So I encourage people to play D&D without the burden of grandiose story arcs or persistent characters and loot, and as I've been running one-shots so often lately, I've collected some notes on what tends to work and what may not. Obviously all of these notes are subject to your own DM style and your players, so this isn't meant as a manifesto. These are observations (and probably the designers of one-shot systems like D&D Adventure League and Pathfinder Society have know them for years). Read them over, evaluate them, modify them, and test them out.

Cold start

If you start your players receiving a quest from someone in a town, then your players are going to assume, quite fairly, that it's part of the game. That means that your players are going to question the quest-giver. They're going to investigate the town, they'll try to hire people to help them on their quest, and purchase supplies, and plan for their journey. And then 2 or 3 hours into a 3 hour game, they'll be ready to actually go on the adventure.

Start your one-shot at the entrance to the dungeon (assuming you've prepared a dungeon), or the dungeon-equivalent.

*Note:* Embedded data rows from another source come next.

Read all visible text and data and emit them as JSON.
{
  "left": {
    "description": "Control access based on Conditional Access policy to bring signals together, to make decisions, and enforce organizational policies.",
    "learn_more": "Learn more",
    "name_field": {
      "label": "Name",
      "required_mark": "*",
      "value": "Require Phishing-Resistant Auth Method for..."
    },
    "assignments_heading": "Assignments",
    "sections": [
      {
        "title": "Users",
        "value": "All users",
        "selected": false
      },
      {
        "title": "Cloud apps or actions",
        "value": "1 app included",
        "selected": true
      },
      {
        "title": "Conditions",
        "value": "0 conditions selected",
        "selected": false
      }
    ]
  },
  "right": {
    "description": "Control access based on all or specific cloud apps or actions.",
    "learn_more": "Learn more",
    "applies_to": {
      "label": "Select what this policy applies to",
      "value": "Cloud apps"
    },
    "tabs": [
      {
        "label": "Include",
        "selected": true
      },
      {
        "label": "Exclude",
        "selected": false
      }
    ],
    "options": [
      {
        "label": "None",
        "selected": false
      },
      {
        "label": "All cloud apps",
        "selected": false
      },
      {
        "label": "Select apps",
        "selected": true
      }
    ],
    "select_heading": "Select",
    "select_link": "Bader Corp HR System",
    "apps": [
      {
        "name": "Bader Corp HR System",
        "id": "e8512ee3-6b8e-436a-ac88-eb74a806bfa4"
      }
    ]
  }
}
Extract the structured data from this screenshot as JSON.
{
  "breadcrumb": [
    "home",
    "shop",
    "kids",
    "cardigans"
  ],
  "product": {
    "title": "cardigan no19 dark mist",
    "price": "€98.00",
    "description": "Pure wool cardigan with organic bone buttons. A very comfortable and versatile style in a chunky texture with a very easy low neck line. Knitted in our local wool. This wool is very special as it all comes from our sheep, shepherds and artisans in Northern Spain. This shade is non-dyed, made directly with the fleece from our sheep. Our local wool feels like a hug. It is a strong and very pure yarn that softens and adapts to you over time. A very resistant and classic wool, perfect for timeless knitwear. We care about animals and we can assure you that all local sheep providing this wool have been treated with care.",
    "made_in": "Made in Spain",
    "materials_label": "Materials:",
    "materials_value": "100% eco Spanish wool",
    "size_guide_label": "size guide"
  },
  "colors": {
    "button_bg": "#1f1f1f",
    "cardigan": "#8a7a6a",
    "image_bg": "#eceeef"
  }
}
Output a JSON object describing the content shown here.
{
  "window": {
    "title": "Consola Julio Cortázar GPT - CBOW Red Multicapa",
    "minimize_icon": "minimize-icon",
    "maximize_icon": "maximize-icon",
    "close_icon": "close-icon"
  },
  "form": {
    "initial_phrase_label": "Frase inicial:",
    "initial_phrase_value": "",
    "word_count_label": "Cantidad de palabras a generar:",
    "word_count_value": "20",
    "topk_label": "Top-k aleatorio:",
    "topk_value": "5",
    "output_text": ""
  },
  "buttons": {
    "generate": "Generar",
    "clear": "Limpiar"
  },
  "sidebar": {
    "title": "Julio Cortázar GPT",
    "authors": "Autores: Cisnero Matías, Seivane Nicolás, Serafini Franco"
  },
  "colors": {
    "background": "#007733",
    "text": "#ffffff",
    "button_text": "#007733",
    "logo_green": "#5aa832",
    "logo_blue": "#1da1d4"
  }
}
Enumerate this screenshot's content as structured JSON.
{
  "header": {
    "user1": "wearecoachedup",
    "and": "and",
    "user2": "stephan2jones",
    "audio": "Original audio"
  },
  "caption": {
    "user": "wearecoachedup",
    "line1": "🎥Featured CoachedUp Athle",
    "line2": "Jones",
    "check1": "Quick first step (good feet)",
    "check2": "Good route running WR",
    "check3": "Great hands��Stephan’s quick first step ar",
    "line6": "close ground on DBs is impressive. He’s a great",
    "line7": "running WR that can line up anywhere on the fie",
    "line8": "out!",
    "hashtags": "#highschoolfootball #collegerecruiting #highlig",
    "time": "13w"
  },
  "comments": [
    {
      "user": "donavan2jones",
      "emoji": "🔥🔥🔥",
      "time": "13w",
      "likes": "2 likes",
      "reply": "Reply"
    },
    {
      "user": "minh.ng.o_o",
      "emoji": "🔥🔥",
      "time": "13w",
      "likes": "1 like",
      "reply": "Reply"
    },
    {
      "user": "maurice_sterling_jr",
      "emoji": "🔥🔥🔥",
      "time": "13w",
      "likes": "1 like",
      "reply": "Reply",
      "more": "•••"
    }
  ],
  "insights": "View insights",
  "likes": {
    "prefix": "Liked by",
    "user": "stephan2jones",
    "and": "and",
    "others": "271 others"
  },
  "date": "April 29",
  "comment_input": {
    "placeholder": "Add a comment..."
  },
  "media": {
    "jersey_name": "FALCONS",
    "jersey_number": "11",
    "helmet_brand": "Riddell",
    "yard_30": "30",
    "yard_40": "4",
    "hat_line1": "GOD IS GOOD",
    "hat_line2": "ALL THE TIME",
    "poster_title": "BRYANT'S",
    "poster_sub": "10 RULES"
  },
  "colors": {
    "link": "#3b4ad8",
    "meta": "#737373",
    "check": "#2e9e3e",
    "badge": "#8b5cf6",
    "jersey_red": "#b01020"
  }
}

Let the prologue be a prologue: tell the players their mission (if there is one), and then start the game part of the game so that if the players want to spend an hour turning over every stone, you can at least justifiably spring some traps on them rather than coming up with mundane items for them to discover while second guessing a quest giver who they'll probably never speak to again anyway.

Authoritative start

If you can't do a cold start, for some reason, then one trick I've learnt from some Pathfinder Society campaigns is to make sure that the quest giver is a person of authority of the player's faction or organization. In official Pathfinder Society adventures, there's an in-game organization called the Pathfinder Society, and players are each members of the society, so when they begin an adventure, it's because a Venture Captain within the organization has requested them to go on a mission. The PCs trust the Venture Captain because they understand that this NPC is a figure of authority within their ranks. If a first-time Pathfinder Society player doesn't know this and starts to interrogate or suspect the quest give, it's easily explained: "Your character knows and respects the Venture Captains of the Society".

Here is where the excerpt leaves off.